The SDK, like any other, should be obtained via git. The repositories
are hosted on Devuan's Gitlab. To grab it, we simply issue a _git clone_
command, an since it contains git submodules - we append _--recursive_
to it:

```
$ git clone https://git.devuan.org/sdk/vm-sdk --recursive
```

Consult the README.md file found in this repository to see what are the
required dependencies to use vm-sdk.


### Using vm-sdk

Once obtained, we can use it interactively. The process is very simple,
and to build an image we use the oneliner we've already seen above.

Also like with live-sdk, we don't need specific boards, however we also
do not create any non-amd64 images, so we don't have to pass an
architecture to the load command either.
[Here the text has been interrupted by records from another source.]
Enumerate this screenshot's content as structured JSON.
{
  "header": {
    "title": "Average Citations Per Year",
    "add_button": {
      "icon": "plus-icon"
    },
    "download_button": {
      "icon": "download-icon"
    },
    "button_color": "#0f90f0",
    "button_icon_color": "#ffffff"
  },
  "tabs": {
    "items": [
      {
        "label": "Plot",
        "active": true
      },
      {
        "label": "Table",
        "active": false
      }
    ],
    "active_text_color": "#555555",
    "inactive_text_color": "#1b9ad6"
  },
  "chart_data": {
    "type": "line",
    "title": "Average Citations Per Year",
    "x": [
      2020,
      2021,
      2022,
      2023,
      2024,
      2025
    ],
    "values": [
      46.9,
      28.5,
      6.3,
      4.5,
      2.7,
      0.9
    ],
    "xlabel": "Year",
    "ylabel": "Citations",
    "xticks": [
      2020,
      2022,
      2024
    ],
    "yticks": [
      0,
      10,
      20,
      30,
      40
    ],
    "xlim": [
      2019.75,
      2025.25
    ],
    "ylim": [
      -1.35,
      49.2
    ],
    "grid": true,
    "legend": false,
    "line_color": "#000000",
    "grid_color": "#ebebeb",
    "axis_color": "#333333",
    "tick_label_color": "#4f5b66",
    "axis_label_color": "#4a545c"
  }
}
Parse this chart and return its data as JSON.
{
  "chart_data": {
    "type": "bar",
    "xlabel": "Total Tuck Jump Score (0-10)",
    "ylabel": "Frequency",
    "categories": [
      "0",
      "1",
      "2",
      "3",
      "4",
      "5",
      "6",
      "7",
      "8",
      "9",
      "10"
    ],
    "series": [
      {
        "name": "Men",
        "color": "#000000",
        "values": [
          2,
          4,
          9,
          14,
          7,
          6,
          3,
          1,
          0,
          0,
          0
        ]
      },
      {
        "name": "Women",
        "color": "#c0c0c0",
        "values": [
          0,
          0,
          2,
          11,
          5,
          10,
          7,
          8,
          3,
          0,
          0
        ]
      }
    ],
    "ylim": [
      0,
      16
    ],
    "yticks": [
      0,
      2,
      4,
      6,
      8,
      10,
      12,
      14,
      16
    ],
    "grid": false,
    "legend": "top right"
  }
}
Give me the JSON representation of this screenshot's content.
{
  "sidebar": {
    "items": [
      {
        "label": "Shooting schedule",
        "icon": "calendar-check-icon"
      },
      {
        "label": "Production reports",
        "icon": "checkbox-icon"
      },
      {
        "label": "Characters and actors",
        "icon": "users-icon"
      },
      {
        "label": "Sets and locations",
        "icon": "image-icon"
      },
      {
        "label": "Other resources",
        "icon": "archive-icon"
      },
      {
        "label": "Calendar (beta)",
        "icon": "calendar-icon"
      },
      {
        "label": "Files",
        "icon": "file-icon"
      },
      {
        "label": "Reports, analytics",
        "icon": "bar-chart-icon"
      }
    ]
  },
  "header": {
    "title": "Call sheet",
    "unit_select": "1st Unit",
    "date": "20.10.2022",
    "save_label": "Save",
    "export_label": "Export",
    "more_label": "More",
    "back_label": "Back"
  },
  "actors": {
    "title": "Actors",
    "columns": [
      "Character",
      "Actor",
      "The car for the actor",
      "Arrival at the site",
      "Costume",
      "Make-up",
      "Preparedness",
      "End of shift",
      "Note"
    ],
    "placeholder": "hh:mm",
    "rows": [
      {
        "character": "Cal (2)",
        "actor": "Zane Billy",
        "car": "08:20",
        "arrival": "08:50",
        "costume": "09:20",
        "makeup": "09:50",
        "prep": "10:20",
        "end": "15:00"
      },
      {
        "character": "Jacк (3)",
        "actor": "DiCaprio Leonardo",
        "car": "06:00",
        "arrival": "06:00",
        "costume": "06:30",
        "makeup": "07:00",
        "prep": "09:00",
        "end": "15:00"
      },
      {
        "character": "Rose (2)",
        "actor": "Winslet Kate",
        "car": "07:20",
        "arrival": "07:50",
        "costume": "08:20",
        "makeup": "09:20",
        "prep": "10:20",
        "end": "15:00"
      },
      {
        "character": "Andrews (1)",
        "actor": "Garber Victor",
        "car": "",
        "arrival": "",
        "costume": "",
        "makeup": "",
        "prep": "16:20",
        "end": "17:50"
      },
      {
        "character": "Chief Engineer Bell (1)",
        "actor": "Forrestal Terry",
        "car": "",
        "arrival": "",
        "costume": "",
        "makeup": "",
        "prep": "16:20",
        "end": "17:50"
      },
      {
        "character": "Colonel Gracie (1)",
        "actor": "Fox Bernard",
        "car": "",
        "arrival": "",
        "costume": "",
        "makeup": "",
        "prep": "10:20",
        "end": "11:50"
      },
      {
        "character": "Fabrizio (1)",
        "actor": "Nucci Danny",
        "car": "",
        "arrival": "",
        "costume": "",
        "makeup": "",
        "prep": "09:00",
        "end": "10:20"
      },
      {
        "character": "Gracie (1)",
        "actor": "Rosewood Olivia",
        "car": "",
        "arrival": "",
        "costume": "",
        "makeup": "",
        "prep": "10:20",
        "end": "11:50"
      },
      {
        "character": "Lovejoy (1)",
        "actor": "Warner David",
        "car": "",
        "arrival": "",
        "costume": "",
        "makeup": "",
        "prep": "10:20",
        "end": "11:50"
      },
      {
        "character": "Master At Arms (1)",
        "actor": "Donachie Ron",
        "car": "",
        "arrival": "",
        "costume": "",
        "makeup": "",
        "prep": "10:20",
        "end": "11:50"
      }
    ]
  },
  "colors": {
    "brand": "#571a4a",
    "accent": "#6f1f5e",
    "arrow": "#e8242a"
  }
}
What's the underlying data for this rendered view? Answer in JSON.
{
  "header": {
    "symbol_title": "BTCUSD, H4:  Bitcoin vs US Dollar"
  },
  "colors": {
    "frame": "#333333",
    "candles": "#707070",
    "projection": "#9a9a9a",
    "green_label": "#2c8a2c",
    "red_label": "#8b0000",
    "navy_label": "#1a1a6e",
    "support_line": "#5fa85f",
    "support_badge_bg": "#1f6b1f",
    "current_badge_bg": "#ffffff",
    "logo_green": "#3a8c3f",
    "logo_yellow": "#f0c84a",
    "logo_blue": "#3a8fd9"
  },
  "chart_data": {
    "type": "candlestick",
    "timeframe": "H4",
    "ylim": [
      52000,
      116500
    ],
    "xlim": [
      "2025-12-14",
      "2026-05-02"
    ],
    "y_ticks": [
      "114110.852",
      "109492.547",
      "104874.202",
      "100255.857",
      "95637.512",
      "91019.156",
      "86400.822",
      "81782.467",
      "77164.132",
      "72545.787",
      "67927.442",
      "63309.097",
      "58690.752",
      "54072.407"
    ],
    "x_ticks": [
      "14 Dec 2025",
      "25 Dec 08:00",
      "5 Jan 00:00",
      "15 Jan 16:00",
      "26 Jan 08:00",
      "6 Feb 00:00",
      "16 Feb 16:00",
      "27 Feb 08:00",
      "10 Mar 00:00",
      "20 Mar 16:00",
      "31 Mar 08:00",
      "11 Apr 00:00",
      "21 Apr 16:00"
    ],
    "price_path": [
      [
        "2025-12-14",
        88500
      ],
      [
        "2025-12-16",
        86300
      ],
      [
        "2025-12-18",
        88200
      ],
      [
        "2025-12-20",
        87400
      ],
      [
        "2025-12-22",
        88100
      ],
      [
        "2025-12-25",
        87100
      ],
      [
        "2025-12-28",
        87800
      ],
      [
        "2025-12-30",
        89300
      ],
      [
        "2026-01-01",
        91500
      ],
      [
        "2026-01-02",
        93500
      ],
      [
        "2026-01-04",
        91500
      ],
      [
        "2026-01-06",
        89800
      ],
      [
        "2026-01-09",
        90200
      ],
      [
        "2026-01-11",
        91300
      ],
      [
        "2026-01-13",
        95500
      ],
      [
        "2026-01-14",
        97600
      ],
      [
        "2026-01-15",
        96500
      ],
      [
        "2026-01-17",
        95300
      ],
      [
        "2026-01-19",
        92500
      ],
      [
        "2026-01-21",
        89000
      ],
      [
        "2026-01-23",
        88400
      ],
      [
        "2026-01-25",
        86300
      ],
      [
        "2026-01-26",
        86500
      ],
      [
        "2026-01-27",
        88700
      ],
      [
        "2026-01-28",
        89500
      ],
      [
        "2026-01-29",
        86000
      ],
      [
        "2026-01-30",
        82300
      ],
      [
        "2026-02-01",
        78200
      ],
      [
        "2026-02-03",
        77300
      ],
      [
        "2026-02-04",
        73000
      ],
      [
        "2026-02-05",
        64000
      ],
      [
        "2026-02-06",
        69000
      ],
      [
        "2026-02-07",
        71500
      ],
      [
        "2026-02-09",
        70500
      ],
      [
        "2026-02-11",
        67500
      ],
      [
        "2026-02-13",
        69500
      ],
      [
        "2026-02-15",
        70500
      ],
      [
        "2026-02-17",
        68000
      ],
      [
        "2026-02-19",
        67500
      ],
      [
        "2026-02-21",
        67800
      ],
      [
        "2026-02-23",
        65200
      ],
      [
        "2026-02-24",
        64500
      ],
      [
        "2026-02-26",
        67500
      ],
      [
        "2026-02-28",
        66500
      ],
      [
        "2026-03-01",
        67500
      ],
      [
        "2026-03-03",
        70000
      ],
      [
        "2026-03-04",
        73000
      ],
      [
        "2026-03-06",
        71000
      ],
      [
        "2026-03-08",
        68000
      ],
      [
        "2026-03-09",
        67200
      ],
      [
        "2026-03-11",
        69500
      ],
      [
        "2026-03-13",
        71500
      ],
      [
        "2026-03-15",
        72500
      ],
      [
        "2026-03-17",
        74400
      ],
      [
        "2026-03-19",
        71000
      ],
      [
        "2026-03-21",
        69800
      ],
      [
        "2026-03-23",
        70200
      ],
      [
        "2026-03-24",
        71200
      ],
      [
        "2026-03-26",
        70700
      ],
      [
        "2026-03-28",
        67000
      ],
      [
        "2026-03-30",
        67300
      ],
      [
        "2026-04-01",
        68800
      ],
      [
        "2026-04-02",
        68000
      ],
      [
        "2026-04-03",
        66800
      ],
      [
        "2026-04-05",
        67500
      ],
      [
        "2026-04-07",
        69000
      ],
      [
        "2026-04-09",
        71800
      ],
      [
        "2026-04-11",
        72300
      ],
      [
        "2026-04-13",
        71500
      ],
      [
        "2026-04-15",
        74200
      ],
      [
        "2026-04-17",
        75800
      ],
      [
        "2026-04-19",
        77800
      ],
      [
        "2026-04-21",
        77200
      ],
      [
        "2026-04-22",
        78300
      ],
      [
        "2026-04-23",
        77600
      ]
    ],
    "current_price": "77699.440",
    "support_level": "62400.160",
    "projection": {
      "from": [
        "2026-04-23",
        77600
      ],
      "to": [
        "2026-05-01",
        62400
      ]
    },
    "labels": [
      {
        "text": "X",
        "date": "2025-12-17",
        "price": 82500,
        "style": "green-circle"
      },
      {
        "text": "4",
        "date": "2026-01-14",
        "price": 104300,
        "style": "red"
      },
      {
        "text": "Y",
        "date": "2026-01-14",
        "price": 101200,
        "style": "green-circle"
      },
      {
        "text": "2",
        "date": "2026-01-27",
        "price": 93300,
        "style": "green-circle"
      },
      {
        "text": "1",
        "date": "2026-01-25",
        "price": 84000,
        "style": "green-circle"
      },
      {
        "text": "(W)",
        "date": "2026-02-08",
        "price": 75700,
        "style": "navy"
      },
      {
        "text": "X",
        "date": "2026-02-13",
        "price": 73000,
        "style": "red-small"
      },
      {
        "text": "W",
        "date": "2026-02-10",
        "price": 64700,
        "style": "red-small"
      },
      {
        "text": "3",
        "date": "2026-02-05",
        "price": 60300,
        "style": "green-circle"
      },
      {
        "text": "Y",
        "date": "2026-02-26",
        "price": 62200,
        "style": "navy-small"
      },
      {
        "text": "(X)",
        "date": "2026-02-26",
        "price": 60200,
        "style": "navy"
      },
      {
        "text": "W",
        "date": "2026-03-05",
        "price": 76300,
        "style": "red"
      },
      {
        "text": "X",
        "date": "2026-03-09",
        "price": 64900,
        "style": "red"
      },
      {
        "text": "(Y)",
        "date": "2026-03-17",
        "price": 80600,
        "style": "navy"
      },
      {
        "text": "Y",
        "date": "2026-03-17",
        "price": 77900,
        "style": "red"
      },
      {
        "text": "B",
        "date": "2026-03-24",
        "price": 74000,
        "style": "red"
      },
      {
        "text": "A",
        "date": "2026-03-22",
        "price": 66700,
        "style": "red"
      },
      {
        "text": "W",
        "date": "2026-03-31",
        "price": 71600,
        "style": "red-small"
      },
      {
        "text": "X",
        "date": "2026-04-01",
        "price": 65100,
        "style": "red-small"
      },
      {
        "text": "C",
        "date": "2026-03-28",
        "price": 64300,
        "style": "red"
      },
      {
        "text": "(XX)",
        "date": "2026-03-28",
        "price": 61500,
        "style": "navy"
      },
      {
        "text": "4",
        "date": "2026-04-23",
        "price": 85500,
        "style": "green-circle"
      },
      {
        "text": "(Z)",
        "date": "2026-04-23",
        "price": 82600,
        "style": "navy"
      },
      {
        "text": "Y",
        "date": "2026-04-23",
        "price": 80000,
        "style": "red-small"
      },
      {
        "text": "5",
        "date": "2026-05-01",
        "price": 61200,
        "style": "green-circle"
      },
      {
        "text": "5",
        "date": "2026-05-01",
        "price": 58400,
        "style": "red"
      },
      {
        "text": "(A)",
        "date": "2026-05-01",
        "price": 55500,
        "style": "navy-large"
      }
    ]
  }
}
To build a vanilla Vagrant Box,
VirtualBox image, qcow2 image, and a cloud-based qcow2 image, we issue:

```
$ zsh -f -c 'source sdk && load devuan && build_vagrant_dist'
```

This line would create al the four types of the VM image.

As shown with the previous two, the _blend_ concept works as advertised
here as well:

```
$ zsh -f -c 'source sdk && load deuvan decode && build_vagrant_dist'
```

The *build_vagrant_dist* command is a helper function located in
libdevuansdk that wraps around the 11 functions needed to build our
image. They are all explained in the technical part of this manual.